Another way to increase returns is through creative investments that may involve increased amounts of risk. On the last earnings call when the CFO was asked specifically about the lumpy nature of dividend and other income he replied "Our financial bio side is much more predictable, which is probably foreseeable to you because those are loan instruments, credit instruments and therefore high contracted recurring cash flow types of businesses and recall we have two installment businesses and an auto finance business in the book. So those have been fairly predictable and we're looking at other businesses within the - sort of consumer finance and other diversified specialty finance sector as well."

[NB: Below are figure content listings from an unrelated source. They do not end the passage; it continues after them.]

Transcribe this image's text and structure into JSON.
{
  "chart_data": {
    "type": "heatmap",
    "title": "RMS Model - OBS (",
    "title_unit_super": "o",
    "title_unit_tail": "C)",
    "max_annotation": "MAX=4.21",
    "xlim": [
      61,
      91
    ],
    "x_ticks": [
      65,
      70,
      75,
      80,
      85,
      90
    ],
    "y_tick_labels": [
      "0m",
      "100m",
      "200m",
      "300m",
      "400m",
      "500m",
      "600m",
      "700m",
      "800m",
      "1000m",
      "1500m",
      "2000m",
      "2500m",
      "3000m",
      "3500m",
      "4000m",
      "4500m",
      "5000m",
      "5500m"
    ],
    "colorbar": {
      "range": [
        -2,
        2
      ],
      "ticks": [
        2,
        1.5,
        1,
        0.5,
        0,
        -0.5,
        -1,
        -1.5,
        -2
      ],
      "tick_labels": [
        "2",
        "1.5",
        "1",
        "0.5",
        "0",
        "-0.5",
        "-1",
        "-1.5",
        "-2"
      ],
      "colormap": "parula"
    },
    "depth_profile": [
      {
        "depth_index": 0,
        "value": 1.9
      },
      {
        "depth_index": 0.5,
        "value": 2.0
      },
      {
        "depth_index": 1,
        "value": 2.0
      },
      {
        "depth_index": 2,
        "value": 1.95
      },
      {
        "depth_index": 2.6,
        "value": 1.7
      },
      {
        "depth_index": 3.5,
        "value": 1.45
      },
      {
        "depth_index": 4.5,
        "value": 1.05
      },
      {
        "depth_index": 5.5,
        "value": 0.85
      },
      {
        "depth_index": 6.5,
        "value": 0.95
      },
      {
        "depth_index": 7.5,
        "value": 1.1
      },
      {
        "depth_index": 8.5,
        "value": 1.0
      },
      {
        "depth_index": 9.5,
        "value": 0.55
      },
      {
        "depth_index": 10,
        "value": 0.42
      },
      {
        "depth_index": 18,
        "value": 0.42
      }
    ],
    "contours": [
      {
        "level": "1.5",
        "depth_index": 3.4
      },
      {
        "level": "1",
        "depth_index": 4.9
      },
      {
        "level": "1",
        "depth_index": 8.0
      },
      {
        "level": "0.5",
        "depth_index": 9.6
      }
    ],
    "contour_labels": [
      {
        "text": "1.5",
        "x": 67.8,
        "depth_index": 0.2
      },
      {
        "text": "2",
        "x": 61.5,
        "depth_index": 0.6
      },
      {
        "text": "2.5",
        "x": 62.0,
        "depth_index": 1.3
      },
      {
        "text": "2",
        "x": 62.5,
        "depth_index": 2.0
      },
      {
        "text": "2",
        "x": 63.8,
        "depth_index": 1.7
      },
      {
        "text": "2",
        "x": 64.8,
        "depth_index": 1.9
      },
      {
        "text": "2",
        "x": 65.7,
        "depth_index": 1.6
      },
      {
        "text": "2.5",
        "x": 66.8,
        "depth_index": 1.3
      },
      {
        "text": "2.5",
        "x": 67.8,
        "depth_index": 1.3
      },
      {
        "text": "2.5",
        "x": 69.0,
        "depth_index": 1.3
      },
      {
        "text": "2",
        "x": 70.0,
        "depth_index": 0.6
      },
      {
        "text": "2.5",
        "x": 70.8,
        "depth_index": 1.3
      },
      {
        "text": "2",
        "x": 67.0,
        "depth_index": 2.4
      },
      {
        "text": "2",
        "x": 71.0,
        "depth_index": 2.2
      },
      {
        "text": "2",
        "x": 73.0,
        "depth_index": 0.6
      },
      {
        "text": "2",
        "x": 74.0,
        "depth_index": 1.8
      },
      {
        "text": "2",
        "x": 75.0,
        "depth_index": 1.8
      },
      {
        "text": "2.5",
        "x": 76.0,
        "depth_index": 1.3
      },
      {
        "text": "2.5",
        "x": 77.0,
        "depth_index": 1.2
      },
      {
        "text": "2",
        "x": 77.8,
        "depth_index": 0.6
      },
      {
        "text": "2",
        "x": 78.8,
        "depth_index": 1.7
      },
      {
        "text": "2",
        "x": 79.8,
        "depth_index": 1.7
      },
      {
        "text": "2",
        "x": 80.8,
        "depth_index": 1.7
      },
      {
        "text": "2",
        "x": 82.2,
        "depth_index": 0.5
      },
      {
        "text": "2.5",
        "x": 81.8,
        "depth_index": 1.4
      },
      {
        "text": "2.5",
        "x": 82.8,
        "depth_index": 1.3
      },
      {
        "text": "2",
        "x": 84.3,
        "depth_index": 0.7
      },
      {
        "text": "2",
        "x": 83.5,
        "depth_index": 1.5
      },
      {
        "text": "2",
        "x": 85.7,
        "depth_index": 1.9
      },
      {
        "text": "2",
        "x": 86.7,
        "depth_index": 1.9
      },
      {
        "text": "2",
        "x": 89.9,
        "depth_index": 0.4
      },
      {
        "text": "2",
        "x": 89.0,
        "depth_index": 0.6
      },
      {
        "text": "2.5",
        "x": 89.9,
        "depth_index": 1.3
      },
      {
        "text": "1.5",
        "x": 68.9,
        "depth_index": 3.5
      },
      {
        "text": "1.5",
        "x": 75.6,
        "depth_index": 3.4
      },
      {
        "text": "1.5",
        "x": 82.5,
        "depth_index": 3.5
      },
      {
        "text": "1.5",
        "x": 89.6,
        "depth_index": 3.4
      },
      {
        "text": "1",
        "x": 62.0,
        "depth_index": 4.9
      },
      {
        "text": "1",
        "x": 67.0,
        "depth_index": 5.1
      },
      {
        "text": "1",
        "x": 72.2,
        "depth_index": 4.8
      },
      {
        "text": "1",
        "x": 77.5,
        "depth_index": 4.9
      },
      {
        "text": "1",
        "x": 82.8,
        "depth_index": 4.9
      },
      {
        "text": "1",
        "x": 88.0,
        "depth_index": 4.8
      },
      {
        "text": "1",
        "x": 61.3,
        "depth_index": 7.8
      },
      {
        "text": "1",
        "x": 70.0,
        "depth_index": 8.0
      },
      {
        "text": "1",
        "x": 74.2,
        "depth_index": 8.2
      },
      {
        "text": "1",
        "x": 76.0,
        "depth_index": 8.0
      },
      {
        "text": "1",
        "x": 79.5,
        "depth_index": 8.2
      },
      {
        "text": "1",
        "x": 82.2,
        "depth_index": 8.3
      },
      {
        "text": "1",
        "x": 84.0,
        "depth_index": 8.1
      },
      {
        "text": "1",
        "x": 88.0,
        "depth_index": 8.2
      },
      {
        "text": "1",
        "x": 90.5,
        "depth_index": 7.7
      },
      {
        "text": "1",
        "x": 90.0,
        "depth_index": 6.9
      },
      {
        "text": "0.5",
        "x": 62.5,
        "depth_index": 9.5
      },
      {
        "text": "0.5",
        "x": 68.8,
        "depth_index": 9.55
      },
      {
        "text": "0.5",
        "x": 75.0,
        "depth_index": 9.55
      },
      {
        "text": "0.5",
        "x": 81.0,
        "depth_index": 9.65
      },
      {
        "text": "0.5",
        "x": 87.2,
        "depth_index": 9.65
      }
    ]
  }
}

Both of these options were addressed in the latest statement: "During calendar year 2012, we received significant dividends and interest income from our Energy Solutions investment. Our income from Energy Solutions in calendar year 2013 is significantly less than such income in calendar year 2012. We are targeting to offset this decrease by utilizing existing liquidity and prudent leverage to finance our growth through new originations, including attractive yielding investments in the financial services and other sectors."
What does this mean for shareholders?
PSEC is one of the higher yielding BDCs and has continued to increase its dividend over the years. As the amount of shares climbs and its cushion of undistributed NII is used I believe PSEC will hopefully use more debt to fund investments rather than invest in riskier assets. On the earnings call today I will be looking for one time income and expense discussion, income from recent investments, the development of some of the newer origination strategies and the potential for increased income or risk, and preferred leverage levels going forward. This information will be included into the latest "Prospect Capital: February 2014 Report" that discusses my revised EPS projections, pricing, risk rankings, and interest rate sensitivity analysis.